All blue-green algae possess photosynthetic pigments located in lamellar structures that appear to be flattened vesicles. These structures are similar to the chromatophores of the photosynthetic bacteria. Like the chromatophores, they are not contained within chloroplasts. The cells contain a number of pigments including chlorophyll, carotene, phycocyanin, and phycoerythrin.

The chlorophyll of blue-green algae is chlorophyll A, the pigment also found in higher plants, rather than bacterial chlorophyll. In addition to chlorophyll and various carotenoids, these organisms contain phycocyanin (blue pigment) or sometimes phycoerythrin (red pigment). It is the presence of phycocyanin with chlorophyll that gives these algae their characteristic blue-green color.

However, not all blue-green algae are blue-green. Black, brown, yellow, red, grass green and other colors also occur.

Some of these organisms are also able to fix free nitrogen in a fashion similar to bacteria. Reproduction in blue-green algae is by cellular fission as in bacteria. Reproduction of this major group is asexual.

Blue-green algae occur in numerous and varied habitats. They most frequently occur in masses, either floating or attached to some object in water. Some species are very common in or on soil, others are often found growing on the sides of damp rocks and on the bark of trees. They tend to be particularly abundant on wet cliffs and ledges. Many are mainly inhabitants of fresh waters.

Ponds or lakes containing a rich supply of organic matter, particularly nitrogenous compounds, often develop huge populations or “algal blooms” of blue-green algae which may make the water so green that objects only a few inches below the surface are entirely invisible.

These blooms are often seen in ponds and small lakes are sometimes formed by Anabaena, a filamentous form resembling a string of beads, or Coelosphaerium, a spherical mass of cells or by other blue-greens.

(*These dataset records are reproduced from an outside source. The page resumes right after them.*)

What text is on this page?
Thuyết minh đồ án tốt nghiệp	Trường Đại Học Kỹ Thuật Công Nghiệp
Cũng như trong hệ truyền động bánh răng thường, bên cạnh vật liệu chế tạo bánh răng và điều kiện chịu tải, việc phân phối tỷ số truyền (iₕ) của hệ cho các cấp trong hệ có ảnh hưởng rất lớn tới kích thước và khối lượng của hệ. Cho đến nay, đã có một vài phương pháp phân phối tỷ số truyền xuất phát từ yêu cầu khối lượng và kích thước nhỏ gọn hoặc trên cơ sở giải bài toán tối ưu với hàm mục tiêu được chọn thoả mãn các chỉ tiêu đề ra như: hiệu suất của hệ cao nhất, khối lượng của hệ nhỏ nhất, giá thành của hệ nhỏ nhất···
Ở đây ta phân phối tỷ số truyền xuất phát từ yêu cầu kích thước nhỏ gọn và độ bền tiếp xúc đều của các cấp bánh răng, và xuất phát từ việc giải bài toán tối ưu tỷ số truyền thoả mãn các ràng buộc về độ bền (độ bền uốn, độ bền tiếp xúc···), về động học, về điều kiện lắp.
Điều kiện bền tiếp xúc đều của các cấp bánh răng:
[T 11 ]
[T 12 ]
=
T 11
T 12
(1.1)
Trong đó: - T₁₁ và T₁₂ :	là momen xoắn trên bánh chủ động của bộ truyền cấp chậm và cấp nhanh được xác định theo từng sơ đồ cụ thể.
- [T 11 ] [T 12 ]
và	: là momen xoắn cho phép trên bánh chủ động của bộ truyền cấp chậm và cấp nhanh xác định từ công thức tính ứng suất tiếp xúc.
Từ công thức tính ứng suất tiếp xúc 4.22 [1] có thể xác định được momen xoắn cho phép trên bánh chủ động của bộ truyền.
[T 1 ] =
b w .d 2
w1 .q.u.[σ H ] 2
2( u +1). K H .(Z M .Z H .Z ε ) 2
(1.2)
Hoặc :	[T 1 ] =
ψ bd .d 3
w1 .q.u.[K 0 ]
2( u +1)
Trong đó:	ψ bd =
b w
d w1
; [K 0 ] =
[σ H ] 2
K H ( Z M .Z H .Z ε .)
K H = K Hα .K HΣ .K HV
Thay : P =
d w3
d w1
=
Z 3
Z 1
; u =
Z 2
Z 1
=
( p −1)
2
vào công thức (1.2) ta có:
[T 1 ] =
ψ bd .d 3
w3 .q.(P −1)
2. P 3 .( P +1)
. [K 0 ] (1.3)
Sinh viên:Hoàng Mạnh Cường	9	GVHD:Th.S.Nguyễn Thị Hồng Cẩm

Although not necessarily indicators of pollution, blue-greens often thrive under such conditions; Lyngbya and Oscillatoriaa being notable examples. These types of algal blooms may give the water an objectionable odor, clog filters of water supplies, and even be toxic to some livestock. The pigment phycocyanin so common in many of these forms is water soluble and release of it into lake water through algal decomposition may color lake water.

A few species of blue-greens live in habitats that rank among the most inhospitable known. For instance, the hot springs that occur in various parts of the world. These species can grow well at temperatures as high as 85° C.

The occurrence of blue-green algae in environments so bleak that no organisms can inhabit them is probable due to the fact that the nitrogen fixing species have the simplest nutritional requirements of any known organisms. In addition to N2 and CO2, which are readily available from the atmosphere, they need only water, light, and minerals to reproduce and grow.